Die LASERTEC 30 SLM verfügt über ein Pulverbett mit einem Bauvolumen von 300 × 300 × 300 mm.
Wird künftig die Maschinensteuerung der LASERTEC 30 SLM an den DMG MORI Standard angepasst? Stichwort: Industriesteuerung. Integration in CELOS® etc.?
Die Steuerung basiert auf einer maßgeschneiderten Industrielösung, die von Realizer speziell für die Pulverbettmaschinen entwickelt wurde. Die Integration in CELOS® wird in einem 2. Schritt erfolgen.
Mit der LASERTEC 65 3D hat DMG MORI das generative Laseraufbauverfahren in eine vollwertige 5-Achs-Fräsmaschine integriert.
Die Industrie fordert ständig schnellere, größere und günstigere Maschinen für die Metall-Additive Fertigung. Wo sehen Sie die wesentlichen Entwicklungspotentiale und Trends?

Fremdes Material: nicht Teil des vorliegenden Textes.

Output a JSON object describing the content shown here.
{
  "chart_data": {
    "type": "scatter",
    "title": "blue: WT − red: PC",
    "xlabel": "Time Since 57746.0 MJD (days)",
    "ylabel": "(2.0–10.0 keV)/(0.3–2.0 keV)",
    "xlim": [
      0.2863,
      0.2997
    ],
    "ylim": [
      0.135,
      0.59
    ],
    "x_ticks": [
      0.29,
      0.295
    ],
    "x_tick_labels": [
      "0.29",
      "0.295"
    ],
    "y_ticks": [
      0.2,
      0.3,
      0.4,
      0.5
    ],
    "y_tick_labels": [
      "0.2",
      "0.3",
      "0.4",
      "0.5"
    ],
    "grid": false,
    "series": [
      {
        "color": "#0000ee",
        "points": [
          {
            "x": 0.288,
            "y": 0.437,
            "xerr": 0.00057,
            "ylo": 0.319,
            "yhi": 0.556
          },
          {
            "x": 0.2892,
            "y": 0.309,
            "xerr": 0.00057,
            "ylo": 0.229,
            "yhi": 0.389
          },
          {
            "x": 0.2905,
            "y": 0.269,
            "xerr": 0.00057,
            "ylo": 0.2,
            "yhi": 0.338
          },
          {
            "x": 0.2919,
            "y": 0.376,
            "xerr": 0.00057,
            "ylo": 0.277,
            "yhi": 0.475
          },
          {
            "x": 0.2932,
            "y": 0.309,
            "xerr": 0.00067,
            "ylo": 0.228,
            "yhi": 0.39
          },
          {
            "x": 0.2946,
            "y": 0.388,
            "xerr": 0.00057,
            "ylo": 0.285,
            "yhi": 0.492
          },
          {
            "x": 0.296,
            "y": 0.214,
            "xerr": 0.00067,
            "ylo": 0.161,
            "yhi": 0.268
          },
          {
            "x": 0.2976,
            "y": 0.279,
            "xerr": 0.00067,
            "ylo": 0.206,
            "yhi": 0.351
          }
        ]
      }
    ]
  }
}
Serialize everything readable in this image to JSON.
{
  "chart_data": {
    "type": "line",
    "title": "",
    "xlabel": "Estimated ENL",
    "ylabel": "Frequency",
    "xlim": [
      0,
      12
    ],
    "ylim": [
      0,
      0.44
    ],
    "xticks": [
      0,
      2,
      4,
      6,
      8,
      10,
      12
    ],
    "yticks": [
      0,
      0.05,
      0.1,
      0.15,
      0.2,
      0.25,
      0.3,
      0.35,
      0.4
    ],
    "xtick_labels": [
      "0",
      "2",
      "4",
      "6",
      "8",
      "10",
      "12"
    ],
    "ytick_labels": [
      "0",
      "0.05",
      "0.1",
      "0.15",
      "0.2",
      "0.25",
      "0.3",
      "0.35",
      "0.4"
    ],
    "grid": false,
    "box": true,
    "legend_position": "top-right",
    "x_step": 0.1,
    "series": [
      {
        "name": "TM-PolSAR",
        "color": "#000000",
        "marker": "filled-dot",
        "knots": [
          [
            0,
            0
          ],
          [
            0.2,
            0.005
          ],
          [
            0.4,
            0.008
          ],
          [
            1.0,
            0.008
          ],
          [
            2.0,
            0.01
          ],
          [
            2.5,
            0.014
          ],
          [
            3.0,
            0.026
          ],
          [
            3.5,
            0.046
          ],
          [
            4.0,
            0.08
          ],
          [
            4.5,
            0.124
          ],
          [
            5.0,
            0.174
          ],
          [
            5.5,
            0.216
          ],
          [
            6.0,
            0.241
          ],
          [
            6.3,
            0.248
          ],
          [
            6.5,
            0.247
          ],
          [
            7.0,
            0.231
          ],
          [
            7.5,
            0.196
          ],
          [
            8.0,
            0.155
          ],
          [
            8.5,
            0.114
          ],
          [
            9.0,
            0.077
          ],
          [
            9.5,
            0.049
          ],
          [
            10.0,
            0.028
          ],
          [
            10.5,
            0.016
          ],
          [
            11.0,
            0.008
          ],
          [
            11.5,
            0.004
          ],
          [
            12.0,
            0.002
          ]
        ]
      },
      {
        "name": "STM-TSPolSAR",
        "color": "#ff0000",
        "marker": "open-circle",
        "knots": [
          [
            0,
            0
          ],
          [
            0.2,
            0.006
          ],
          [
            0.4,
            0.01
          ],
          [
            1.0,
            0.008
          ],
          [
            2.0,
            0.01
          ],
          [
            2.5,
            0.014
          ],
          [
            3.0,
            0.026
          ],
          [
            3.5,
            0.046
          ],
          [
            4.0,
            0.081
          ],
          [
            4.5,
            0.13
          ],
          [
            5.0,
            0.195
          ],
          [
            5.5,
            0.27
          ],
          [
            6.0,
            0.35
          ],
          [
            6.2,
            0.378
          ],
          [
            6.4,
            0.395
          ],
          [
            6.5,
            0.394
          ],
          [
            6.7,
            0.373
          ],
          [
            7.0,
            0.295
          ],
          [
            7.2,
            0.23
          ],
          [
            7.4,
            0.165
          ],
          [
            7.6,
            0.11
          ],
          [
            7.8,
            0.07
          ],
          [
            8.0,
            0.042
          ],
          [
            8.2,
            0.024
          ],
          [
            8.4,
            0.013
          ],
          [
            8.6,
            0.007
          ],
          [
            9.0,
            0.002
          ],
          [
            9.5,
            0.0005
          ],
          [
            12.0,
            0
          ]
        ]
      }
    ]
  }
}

Multi-Laser-Anwendungen oder größere Baufelder gehören zu den Entwicklungsthemen, um eine noch höhere Produktivität zu erreichen. Auch Automatisierungslösungen stehen im Fokus. Hierfür ist speziell die Prozessverkettung maßgeblicher Bestandteil, die sowohl hardware- als auch softwareseitig durchgängig abzubilden ist. Dabei darf man jedoch nicht das sichere Pulvermanagement vernachlässigen. Mit dem Pulvermodul haben wir hier eine intelligente und flexible Lösung gefunden.
Die Kombination des Laserauftragsschweißens mit der spanenden Bearbeitung auf einer Maschine ermöglicht völlig neue Anwendungs- sowie Geometriemöglichkeiten.
Welche Klientel möchten Sie mit der LASERTEC Additive Manufacturing-Baureihe konkret ansprechen? Welche Branchen stehen im Fokus?
Die LASERTEC 65 3D Hybrid ist eher für größere Teile mit einem größeren Bauraum geeignet. Die Kombination des Laserauftragsschweißens mit der spanenden Bearbeitung auf einer Maschine erschließt hier völlig neue Anwendungs- sowie Geometriemöglichkeiten. Unter anderem ermöglicht die eingesetzte Pulverdüsen-Technologie das gezielte Aufbauen von additiven Features auf bestehende Grundkörper oder Halbfertigerzeugnisse bis hin zu Multi-Material Anwendungen. Insbesondere große Bauteile lassen sich mit dieser Hybridlösung kostengünstig herstellen. Der flexible Wechsel zwischen Laser- und Fräsbearbeitung ermöglicht zudem die direkte Bearbeitung von Bauteilsegmenten. Das betrifft vor allem Branchen wie Aerospace und Medizintechnik, in denen hochkomplexe und hochpräzise Bauteile gefertigt werden.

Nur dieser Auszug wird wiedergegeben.